The problem for e-cigarettes isn't that advertising rules are too lax, but that they're far too restrictive. E-cigarette companies are forbidden from advertising their most significant benefit — that their product is substantially safer than cigarettes.
To change this, they need to file a Modified Risk Tobacco Product (MRTP) application with the Food and Drug Administration (FDA) and have it approved. These applications can cost millions of dollars and take an enormous amount of paperwork. There are four MRTP applications under review, none of which are for e-cigarettes, and as of yet FDA has not approved a single MRTP application in its history. As well as being overly burdensome, there are substantial grounds to believe these requirements are themselves First Amendment violations. Having to pass a government approval test to make factual statements about a product flies in the face of commercial free speech.
Far from being a threat to public health, e-cigarette advertising is an enormous benefit. A study published in 2018 found that banning TV advertising for e-cigarettes would've reduced the number of smokers who quit in the recent past by approximately three percent, resulting in around 105,000 fewer quitters. The study's authors added that if FDA were not considering regulations that will eliminate most e-cigarette companies, e-cigarette ads might have reached the number of nicotine replacement therapy ads during their sample period, which would have increased the number of smokers who quit by around 10 percent — an additional 350,000 quitters.

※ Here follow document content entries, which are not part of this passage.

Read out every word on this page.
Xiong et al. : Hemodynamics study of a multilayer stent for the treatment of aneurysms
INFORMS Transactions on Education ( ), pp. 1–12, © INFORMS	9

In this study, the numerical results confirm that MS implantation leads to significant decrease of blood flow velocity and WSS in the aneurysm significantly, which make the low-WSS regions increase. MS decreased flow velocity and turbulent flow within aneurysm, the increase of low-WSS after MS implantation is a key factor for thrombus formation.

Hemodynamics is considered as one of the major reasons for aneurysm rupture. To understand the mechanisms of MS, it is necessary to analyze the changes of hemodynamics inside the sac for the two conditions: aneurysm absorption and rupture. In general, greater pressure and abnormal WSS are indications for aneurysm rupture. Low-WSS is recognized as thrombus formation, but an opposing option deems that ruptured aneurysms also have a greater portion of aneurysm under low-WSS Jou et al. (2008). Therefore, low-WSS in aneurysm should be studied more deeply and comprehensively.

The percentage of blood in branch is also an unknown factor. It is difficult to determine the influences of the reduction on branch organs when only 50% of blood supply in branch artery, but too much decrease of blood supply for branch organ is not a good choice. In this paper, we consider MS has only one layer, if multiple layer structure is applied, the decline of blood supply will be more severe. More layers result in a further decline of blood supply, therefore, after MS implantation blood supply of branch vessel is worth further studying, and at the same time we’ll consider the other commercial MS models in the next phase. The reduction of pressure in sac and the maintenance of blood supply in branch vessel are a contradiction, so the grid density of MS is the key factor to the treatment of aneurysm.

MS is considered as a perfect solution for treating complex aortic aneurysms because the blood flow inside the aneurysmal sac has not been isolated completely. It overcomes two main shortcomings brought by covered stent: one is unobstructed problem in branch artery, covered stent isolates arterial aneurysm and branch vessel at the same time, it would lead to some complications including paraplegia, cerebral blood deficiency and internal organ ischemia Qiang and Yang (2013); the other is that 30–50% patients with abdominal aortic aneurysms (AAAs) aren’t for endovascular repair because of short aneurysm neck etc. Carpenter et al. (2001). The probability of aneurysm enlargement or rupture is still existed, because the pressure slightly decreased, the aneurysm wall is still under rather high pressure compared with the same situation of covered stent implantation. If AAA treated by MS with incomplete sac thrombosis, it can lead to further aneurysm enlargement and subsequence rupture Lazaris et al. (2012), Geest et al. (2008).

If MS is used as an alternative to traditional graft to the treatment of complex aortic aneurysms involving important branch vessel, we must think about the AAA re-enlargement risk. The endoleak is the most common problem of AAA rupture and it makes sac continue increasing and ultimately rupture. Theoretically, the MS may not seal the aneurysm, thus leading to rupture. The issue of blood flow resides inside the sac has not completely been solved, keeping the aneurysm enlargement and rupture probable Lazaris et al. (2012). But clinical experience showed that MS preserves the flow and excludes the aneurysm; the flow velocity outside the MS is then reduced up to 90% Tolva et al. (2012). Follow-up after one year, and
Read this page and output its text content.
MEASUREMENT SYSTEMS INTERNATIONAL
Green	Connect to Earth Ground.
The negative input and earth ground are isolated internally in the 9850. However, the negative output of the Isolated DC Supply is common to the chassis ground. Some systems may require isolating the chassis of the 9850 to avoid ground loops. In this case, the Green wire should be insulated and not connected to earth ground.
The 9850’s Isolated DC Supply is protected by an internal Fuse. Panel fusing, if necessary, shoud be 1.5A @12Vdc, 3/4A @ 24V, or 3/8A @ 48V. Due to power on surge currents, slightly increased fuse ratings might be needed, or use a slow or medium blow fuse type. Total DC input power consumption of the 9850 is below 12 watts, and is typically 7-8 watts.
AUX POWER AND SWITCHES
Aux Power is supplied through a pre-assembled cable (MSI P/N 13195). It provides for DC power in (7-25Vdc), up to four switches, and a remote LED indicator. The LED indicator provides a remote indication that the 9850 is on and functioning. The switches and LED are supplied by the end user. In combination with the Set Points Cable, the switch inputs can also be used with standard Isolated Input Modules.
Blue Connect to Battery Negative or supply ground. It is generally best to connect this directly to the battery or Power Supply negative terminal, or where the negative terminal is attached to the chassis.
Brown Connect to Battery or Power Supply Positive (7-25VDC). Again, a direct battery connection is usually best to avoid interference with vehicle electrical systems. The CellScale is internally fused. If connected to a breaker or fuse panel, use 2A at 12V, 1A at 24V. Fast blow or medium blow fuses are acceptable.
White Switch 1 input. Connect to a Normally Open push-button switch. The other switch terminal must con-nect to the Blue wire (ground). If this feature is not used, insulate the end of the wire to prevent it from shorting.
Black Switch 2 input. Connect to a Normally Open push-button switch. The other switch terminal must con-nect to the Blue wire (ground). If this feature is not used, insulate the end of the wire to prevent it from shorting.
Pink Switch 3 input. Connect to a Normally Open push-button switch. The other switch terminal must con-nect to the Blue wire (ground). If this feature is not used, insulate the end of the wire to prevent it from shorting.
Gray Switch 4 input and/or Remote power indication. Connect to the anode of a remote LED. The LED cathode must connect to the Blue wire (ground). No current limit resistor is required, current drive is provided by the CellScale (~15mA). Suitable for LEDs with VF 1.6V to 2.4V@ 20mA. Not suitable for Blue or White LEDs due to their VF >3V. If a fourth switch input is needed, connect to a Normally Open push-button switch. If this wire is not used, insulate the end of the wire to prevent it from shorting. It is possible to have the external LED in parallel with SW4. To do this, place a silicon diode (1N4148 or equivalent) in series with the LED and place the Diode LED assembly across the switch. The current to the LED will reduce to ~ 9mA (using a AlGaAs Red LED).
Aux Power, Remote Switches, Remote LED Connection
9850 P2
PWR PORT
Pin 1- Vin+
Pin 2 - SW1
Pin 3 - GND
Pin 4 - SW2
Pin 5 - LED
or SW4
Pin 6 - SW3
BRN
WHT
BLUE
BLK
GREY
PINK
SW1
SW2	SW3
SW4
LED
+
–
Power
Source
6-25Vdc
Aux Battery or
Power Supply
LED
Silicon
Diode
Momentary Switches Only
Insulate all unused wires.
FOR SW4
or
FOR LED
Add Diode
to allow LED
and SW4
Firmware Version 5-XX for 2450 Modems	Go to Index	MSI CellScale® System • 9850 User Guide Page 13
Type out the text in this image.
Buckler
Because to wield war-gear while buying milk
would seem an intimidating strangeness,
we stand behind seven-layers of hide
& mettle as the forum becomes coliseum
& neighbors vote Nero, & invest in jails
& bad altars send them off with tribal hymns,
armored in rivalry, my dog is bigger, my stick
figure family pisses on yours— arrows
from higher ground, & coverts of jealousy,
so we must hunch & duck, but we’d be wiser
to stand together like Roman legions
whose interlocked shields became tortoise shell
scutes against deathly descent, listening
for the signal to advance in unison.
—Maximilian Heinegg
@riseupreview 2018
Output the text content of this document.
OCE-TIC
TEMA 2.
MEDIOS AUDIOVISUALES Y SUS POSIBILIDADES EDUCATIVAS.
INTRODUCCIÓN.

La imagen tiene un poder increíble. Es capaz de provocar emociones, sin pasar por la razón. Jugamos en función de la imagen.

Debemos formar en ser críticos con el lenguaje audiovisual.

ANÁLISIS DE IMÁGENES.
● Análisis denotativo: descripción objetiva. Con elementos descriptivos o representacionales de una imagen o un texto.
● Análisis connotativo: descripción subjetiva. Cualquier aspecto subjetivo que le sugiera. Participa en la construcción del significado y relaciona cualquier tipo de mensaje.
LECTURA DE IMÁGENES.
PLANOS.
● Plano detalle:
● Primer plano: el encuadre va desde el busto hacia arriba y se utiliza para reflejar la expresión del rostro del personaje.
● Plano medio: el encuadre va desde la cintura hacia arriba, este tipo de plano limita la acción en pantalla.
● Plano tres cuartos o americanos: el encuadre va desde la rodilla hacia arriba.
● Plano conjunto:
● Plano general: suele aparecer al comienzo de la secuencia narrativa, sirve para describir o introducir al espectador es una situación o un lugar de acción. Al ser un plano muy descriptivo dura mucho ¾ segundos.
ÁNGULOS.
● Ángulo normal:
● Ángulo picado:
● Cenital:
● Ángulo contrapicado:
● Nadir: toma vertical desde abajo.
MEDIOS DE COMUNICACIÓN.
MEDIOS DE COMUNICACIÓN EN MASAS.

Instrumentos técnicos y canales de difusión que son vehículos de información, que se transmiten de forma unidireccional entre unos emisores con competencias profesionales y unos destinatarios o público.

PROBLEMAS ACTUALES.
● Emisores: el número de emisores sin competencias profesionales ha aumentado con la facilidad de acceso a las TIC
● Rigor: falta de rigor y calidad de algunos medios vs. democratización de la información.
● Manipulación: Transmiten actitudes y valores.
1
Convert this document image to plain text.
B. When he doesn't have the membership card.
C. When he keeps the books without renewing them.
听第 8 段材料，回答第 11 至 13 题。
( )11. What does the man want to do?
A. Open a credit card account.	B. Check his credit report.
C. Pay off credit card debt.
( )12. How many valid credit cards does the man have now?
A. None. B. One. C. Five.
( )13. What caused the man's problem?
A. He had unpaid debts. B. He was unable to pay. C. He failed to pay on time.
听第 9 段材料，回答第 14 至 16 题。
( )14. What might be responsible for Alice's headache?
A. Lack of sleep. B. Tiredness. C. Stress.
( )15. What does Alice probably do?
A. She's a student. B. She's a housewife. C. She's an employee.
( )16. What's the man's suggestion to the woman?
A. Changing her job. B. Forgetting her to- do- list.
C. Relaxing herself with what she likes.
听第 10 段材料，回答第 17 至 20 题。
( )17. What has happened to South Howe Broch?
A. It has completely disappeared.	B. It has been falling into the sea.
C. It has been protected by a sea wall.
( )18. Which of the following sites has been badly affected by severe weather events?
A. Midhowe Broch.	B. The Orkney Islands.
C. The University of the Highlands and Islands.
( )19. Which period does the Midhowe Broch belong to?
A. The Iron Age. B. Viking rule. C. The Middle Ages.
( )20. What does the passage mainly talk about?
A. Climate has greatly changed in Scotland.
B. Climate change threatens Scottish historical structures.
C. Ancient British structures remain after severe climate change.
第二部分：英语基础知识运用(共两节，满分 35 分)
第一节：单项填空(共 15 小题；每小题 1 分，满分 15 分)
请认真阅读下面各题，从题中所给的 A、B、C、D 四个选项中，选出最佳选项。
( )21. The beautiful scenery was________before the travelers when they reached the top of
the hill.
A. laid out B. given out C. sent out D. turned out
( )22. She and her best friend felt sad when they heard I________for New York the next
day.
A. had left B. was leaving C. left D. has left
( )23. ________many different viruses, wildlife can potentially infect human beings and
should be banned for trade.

Not only are e-cigarettes safer than their tobacco-filled rivals, but there's also increasing evidence to suggest they're more effective at helping smokers quit than the traditional nicotine replacement therapies (NRT). In January, the New England Journal of Medicine published a randomized controlled trial showing e-cigarettes to be almost twice as effective as NRT at helping smokers quit.
Advertising, in general, gets a bad rap, but it is vital to inform consumers and grow businesses. E-cigarette advertising is doubly beneficial as it can help draw smokers away from cigarettes to something substantially safer.
Rosenworcel's proposals aren't just constitutionally dubious; they're a threat to public health. As long as the FDA restricts the ability of e-cigarette companies to advertise their principal benefit, they should be applauded for making their product as appealing as possible.
Guy Bentley is director of consumer freedom at Reason Foundation.